第十章 驅狼遇虎

這天正是黃道吉日,宜嫁娶、出行。皇家有雙喜,一者送嫁公主於燕國,二者下嫁公主於朱家。

燕子磯,燕使慕容譫與送嫁儀仗上了海船,辭別而去。

嘉興縣侯、尚書令朱信家中張燈結綵,喜氣盈門。正是其子與公主婚期,京中的達官貴人皆來道賀。此時在這宴席之上,地位最爲顯赫的便是九卿之一的廷尉顧錚了,其餘人等多是江東士族。尚書令朱信雖掌有實權,但在朝堂上官居二品,不比三公九卿。如此光耀門楣的事,自然是地位越高的人來賀,越是有臉面了。是以,朱信不時望望門外,盼有貴客來臨。

吉時尚未到,有家丁來報,吏部尚書謝安前來道賀。朱信大爲高興,緩緩起身來,整整衣襟,施施然下至堂前,等謝安進門行禮之後,才答禮,請他入堂上坐。隨同謝安來的謝嬋等人只能到後屋去坐。

朱信回到席中,家丁來報,晉陵將軍皇甫鋒前來道賀。朱信點點頭。有朱信之弟修水亭侯朱禮在門外迎接,等皇甫鋒入到堂中,朱信才起身來,請他入座。這晉陵將軍雖手提重兵,卻不過是朝廷所封的雜號將軍,只位列五品。

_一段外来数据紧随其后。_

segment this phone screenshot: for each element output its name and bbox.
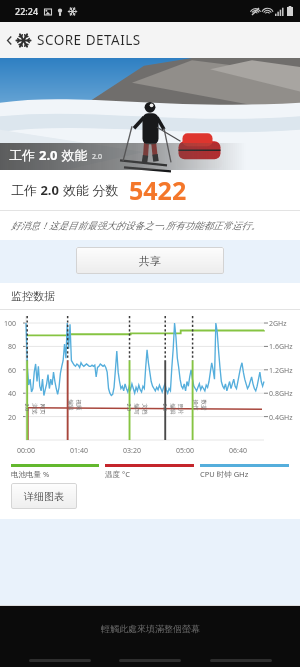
staticText: 工作 bbox=[9, 146, 39, 164]
staticText: 电池电量 % bbox=[11, 469, 50, 479]
staticText: 工作 bbox=[11, 182, 37, 198]
staticText: 共享 bbox=[139, 254, 161, 268]
staticText: 5422 bbox=[129, 173, 187, 207]
staticText: 100 bbox=[4, 319, 17, 329]
staticText: 01:40 bbox=[70, 446, 88, 456]
button[interactable]: 详细图表 bbox=[11, 483, 77, 509]
staticText: SCORE DETAILS bbox=[37, 31, 141, 49]
button[interactable]: 共享 bbox=[76, 247, 224, 274]
staticText: 0.8GHz bbox=[269, 389, 293, 399]
staticText: 03:20 bbox=[123, 446, 141, 456]
staticText: CPU 时钟 GHz bbox=[200, 469, 249, 479]
staticText: 监控数据 bbox=[11, 289, 55, 303]
staticText: 照片编辑 2.0 bbox=[162, 404, 184, 414]
staticText: 数据操作 bbox=[192, 400, 206, 410]
staticText: 80 bbox=[8, 342, 17, 352]
staticText: 2.0 bbox=[37, 181, 63, 199]
button[interactable]: Back bbox=[0, 22, 149, 58]
staticText: 详细图表 bbox=[24, 490, 64, 503]
staticText: 网页浏览 2.0 bbox=[24, 404, 46, 414]
staticText: 06:40 bbox=[229, 446, 247, 456]
staticText: 温度 °C bbox=[105, 469, 130, 479]
staticText: 00:00 bbox=[17, 446, 35, 456]
staticText: 20 bbox=[8, 413, 17, 423]
staticText: 效能 分数 bbox=[63, 181, 119, 199]
staticText: 2.0 bbox=[92, 152, 102, 162]
staticText: 40 bbox=[8, 389, 17, 399]
staticText: 22:24 bbox=[15, 5, 39, 17]
staticText: 效能 bbox=[58, 146, 88, 164]
staticText: 视频编辑 bbox=[68, 400, 82, 410]
staticText: 05:00 bbox=[176, 446, 194, 456]
staticText: 1.6GHz bbox=[269, 342, 293, 352]
staticText: 60 bbox=[8, 366, 17, 376]
other: Back bbox=[4, 35, 15, 46]
staticText: 2.0 bbox=[39, 146, 58, 164]
staticText: 文档编写 2.0 bbox=[126, 404, 148, 414]
staticText: 2GHz bbox=[269, 319, 287, 329]
staticText: 0.4GHz bbox=[269, 413, 293, 423]
staticText: 輕觸此處來填滿整個螢幕 bbox=[101, 623, 200, 634]
staticText: 1.2GHz bbox=[269, 366, 293, 376]
staticText: 好消息！这是目前最强大的设备之一,所有功能都正常运行。 bbox=[11, 219, 261, 232]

過了一會兒,家丁來報,太尉王悅前來道賀。朱信一聽,忙起身來,提起衣裾快步走出門外。見太尉的馬車停在路邊,太尉由下人扶着出了馬車,朱信忙上前作揖道:“下官愧不敢當,何勞太尉親來?”

太尉拱拱手,笑道:“賢弟家中大喜,某怎能不來?”

朱信迎了太尉進去,又請他首坐,自己坐在他左側。太尉位列三公,論地位當朝居首,主人翁也不得不讓,堂中的其他客人也都唯恐失禮,紛紛禮敬。

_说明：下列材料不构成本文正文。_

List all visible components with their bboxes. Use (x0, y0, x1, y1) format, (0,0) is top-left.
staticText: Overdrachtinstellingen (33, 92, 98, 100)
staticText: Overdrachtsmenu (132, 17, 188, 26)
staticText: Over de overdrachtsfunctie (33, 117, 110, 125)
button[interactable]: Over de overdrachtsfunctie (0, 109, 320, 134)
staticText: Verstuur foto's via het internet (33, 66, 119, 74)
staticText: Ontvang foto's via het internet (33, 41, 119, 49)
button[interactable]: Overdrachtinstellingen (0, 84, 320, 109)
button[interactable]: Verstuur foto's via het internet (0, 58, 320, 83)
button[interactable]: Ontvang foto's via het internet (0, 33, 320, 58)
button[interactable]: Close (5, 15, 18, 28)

太尉敬過朱信一杯酒,才道:“某腿腳不便,不能久待,失禮,失禮,這便告辭了。”

朱信知他有舊疾,也不便留他,只道:“太尉能來,下官已感激不盡,若說失禮,倒是下官招待不週。”

送走太尉,堂中的人都覺得輕鬆許多。不久,家丁來報,光祿勳遣其子虎賁中郎將殷浩前來道賀。朱信聽了,面上不悅,卻又擠出笑臉道:“快請他到後堂入席。”家丁稱是而去。

朱信與陸馥對飲一觴酒,正談笑,卻見一家丁快步入堂中來報:“主公,太,太傅與度支尚書同來道賀。”

朱信手一顫,忙放下酒觴,快步出堂去,一邊端正冠帽,一邊吩咐下人:“快,快,隨我前去迎接!”

走到門外,見兩輛馬車一前一後停行來,朱信上前迎接。等兩車停在路邊,前邊的馬車上杜雲扶着太傅下來,後面的馬車上諸葛邪扶着諸葛甝下來。朱信先朝太傅行禮:“竟得太傅光臨寒舍,下官不勝榮幸。”

太傅擺擺手,說道:“今日君侯大喜,某未能早來道賀,還請莫怪。”

朱信道:“豈敢,豈敢,太傅如此說,倒教下官無地自容,快家中請!”讓太傅進門,這才朝諸葛甝行禮道:“諸葛兄,愚弟有禮了,能得諸葛兄前來,陋宅真乃蓬蓽生輝!”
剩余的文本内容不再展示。